Small and Medium Enterprises – the suite
I know that if I were starting a new business, I wouldn’t invest in IT assets. I would let each employee expense a laptop and provide then access to some cloud services. And it is so that Netsuite has grown to a $236m revenue over 12000 customers which means an average of $1600 per customer per month. Margins are low but customers are buying.
So as a small business, organisations may buy from a single vendor or from a collection – depending on what suits the needs best. Either way there is no desire to have expensive IT assets in an office somewhere.
Large Enterprises – innovation in LoB
Large Enterprise ERPs are inflexible and as a result, organisations like Salesforce, Workday and so on have poached customers from the large ERP vendors like SAP or Oracle. There are a small number of such potential solutions that are horizontal (i.e. apply to all industry verticals) and a very large number that are industry-specific.

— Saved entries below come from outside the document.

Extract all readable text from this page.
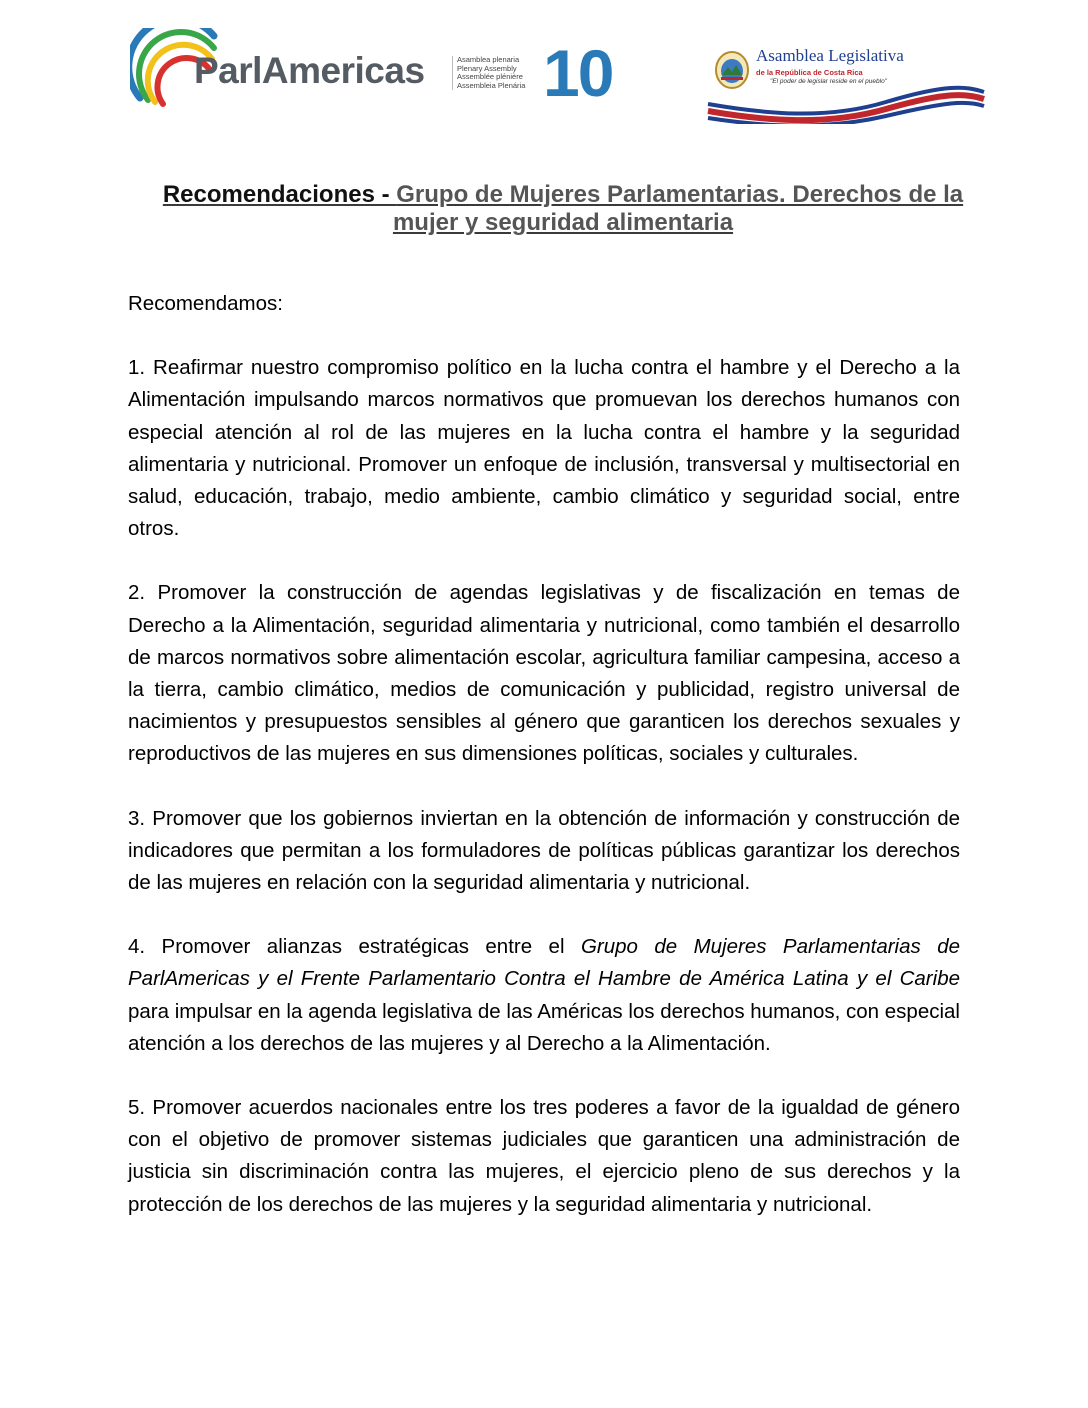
ParlAmericas	Asamblea plenaria
Plenary Assembly
Assemblée plénière
Assembleia Plenária 10	Asamblea Legislativa
de la República de Costa Rica
"El poder de legislar reside en el pueblo"
Recomendaciones - Grupo de Mujeres Parlamentarias. Derechos de la mujer y seguridad alimentaria

Recomendamos:

1. Reafirmar nuestro compromiso político en la lucha contra el hambre y el Derecho a la Alimentación impulsando marcos normativos que promuevan los derechos humanos con especial atención al rol de las mujeres en la lucha contra el hambre y la seguridad alimentaria y nutricional. Promover un enfoque de inclusión, transversal y multisectorial en salud, educación, trabajo, medio ambiente, cambio climático y seguridad social, entre otros.

2. Promover la construcción de agendas legislativas y de fiscalización en temas de Derecho a la Alimentación, seguridad alimentaria y nutricional, como también el desarrollo de marcos normativos sobre alimentación escolar, agricultura familiar campesina, acceso a la tierra, cambio climático, medios de comunicación y publicidad, registro universal de nacimientos y presupuestos sensibles al género que garanticen los derechos sexuales y reproductivos de las mujeres en sus dimensiones políticas, sociales y culturales.

3. Promover que los gobiernos inviertan en la obtención de información y construcción de indicadores que permitan a los formuladores de políticas públicas garantizar los derechos de las mujeres en relación con la seguridad alimentaria y nutricional.

4. Promover alianzas estratégicas entre el Grupo de Mujeres Parlamentarias de ParlAmericas y el Frente Parlamentario Contra el Hambre de América Latina y el Caribe para impulsar en la agenda legislativa de las Américas los derechos humanos, con especial atención a los derechos de las mujeres y al Derecho a la Alimentación.

5. Promover acuerdos nacionales entre los tres poderes a favor de la igualdad de género con el objetivo de promover sistemas judiciales que garanticen una administración de justicia sin discriminación contra las mujeres, el ejercicio pleno de sus derechos y la protección de los derechos de las mujeres y la seguridad alimentaria y nutricional.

Salesforce Automation, Procurement, Cash Management, Credit Management, Talent Management – all of these and more are relevant such areas.
Is there a demand for a Large Enterprise Cloud Suite?
I’ve spent several late nights discussing this with all manner of people, including good friend Dennis Howlett who claims “the suite always wins”. He might be right but I think that it is in conflict with the current cloud market dynamic.
The reason for this is because right now, it is a number of niche players that have thrown together an app, integration and have created massive demand. But the operating margins are very slim. For Salesforce it is 6%. For Success Factors, there is a small loss. The same for Ariba.
Most of those companies survive as far as they have by trying to grab land as fast as possible and by creating platforms that move quickly but are not carefully architected. So suppose you want some of this market – would you rather try and build something, or acquire?
The problem in building a platform
The challenge is simple: those organisations throwing together a platform can barely make the economics work. But if you build a full cloud platform then you lose agility and add cost. This makes no sense at all economically, and nor could you compete with the niche LoB players like Salesforce, that are normally bought directly by the business.
How do you convince Sales and HR that they should buy a common platform? What is the benefit of that? What’s more there is very limited benefit in doing Financials at all – it’s just a means for posting.
Is land grab the only strategy?
This leads us to what SAP have been doing so far. They acquired Successfactors for $3.3B and Ariba for $4.3B. Given that Salesforce and Workday are not for sale, there are not many horizontal vendors left. The major area is that of areas of Finance – cash management and credit management. Are there others? Other than that there are a bunch of LoB apps focussed on Industry Verticals.
But in the end, I suspect that grabbing users and apps is the only relevant strategy right now. What happens next is the interesting part. Common sense dictates that Dennis is right and the suite will win in time, and therefore the only sensible strategy has to be to build out a suite to underpin land grab.
One thing is for sure – I wouldn’t want to have Lars Dalgaard’s job. Getting this part right is near impossible. It’s cloudy out there.